Scheme 1. Synthetic procedure for the preparation of final compounds 3a–l, 4a–c, and 5. Reagents and conditions: (a) EtOH, reflux, 2–16 h; (b) HBF₄, MeOH, 25 °C, 2 min; (c) Et₃SiH, TFA, 25 °C, 4–6 h; (d) DCC, HOBt, dry DMF, 25 °C, 12 h.

Table 3. Synergistic antibacterial activity (combo test agar disk diffusion assay) of selected compounds with cefoxitin on VIM-2-producing E. coli AS19 strain.

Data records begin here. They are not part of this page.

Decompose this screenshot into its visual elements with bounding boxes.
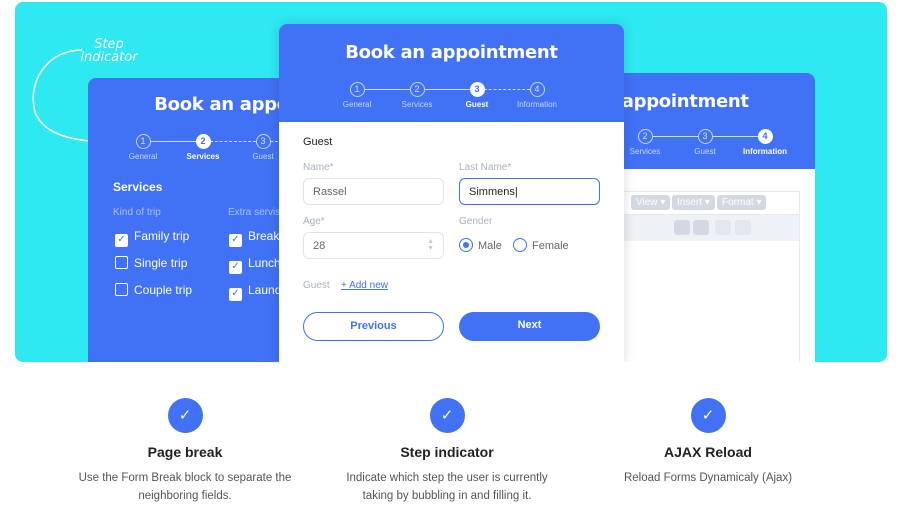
feature-title: AJAX Reload	[664, 444, 752, 460]
checkbox-couple-trip[interactable]: Couple trip	[115, 283, 192, 297]
feature-step-indicator: ✓ Step indicator Indicate which step the…	[317, 398, 577, 505]
feature-desc: Indicate which step the user is currentl…	[346, 472, 548, 502]
checkbox-single-trip[interactable]: Single trip	[115, 256, 187, 270]
step-information[interactable]: 4Information	[507, 82, 567, 109]
add-new-link[interactable]: + Add new	[341, 280, 388, 291]
feature-ajax-reload: ✓ AJAX Reload Reload Forms Dynamicaly (A…	[578, 398, 838, 487]
step-indicator: 1General 2Services 3Guest 4Information	[279, 82, 624, 112]
step-services[interactable]: 2 Services	[173, 134, 233, 161]
step-services[interactable]: 2 Services	[615, 129, 675, 156]
age-input[interactable]: 28 ▲ ▼	[303, 232, 444, 259]
redo-icon[interactable]	[735, 220, 751, 235]
menu-view[interactable]: View ▾	[631, 195, 671, 210]
guest-label: Guest	[303, 280, 330, 291]
step-general[interactable]: 1General	[113, 134, 173, 161]
stepper-icon[interactable]: ▲ ▼	[427, 238, 434, 252]
form-title: Book an appointment	[345, 42, 558, 63]
feature-desc: Use the Form Break block to separate the…	[78, 472, 292, 502]
menu-format[interactable]: Format ▾	[717, 195, 767, 210]
step-information[interactable]: 4Information	[735, 129, 795, 156]
radio-female[interactable]: Female	[513, 238, 569, 252]
extra-label: Extra servis	[228, 207, 281, 218]
step-general[interactable]: 1General	[327, 82, 387, 109]
step-services[interactable]: 2 Services	[387, 82, 447, 109]
hero-panel: Step indicator Book an appointment 1 Gene…	[15, 2, 887, 362]
feature-page-break: ✓ Page break Use the Form Break block to…	[55, 398, 315, 505]
next-button[interactable]: Next	[459, 312, 600, 341]
link-icon[interactable]	[674, 220, 690, 235]
check-icon: ✓	[429, 398, 465, 433]
step-guest[interactable]: 3 Guest	[675, 129, 735, 156]
age-label: Age*	[303, 216, 325, 227]
last-name-label: Last Name*	[459, 162, 512, 173]
previous-button[interactable]: Previous	[303, 312, 444, 341]
section-title: Guest	[303, 136, 333, 148]
name-input[interactable]: Rassel	[303, 178, 444, 205]
unlink-icon[interactable]	[693, 220, 709, 235]
feature-title: Step indicator	[400, 444, 494, 460]
gender-label: Gender	[459, 216, 493, 227]
checkbox-family-trip[interactable]: ✓ Family trip	[115, 229, 189, 247]
name-label: Name*	[303, 162, 334, 173]
check-icon: ✓	[690, 398, 726, 433]
step-guest[interactable]: 3 Guest	[447, 82, 507, 109]
feature-title: Page break	[147, 444, 223, 460]
last-name-input[interactable]: Simmens|	[459, 178, 600, 205]
check-icon: ✓	[167, 398, 203, 433]
section-title: Services	[113, 180, 163, 194]
undo-icon[interactable]	[715, 220, 731, 235]
guest-step-card: Book an appointment 1 General 2 Services 3…	[279, 24, 624, 362]
checkbox-lunch[interactable]: ✓ Lunch	[229, 256, 281, 274]
radio-male[interactable]: Male	[459, 238, 502, 252]
kind-label: Kind of trip	[113, 207, 161, 218]
menu-insert[interactable]: Insert ▾	[672, 195, 715, 210]
feature-desc: Reload Forms Dynamicaly (Ajax)	[623, 472, 793, 484]
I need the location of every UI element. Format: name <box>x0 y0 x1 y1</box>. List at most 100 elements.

Compound	Diameter of growth inhibition (mm)
–	19
100% DMSO	19
2a	20
3e	23
3f	19
3g	21
3i	24
3j	23

Conclusion

In summary, we successfully implemented computational approaches that allowed the identification of compound 1 as a prototypic inhibitor of two MBLs, VIM-2 and NDM-1. SAR studies and rational design led to optimized broad-spectrum MBL inhibitors. Derivatives 3g,i showed improved activity against the two selected MBLs and 3i was able to restore β-lactam (cefoxitin) susceptibility in synergistic whole-cell assays, on a VIM-2-producing E. coli strain. These in vitro data confirm the potential of this class of compounds for the future development of MBL inhibitors.

Declaration of interest

Part of this work was supported by the Italian Foundation for Cystic Fibrosis Research with the contribution of Antonio Guadagni&Figli, Delegazione FFC Manciano Grosseto e famiglia Catalano, Hotel Metropole (grants FFC#16/2015 to S.G. and J.-D.D.). The authors report no declarations of interest.

Acknowledgements

The authors wish to thank Prof. Nielsen (University of Copenhagen, Denmark) and Dr. Good (Royal Veterinary College, London, U.K.) for kindly providing the E. coli AS19 strain.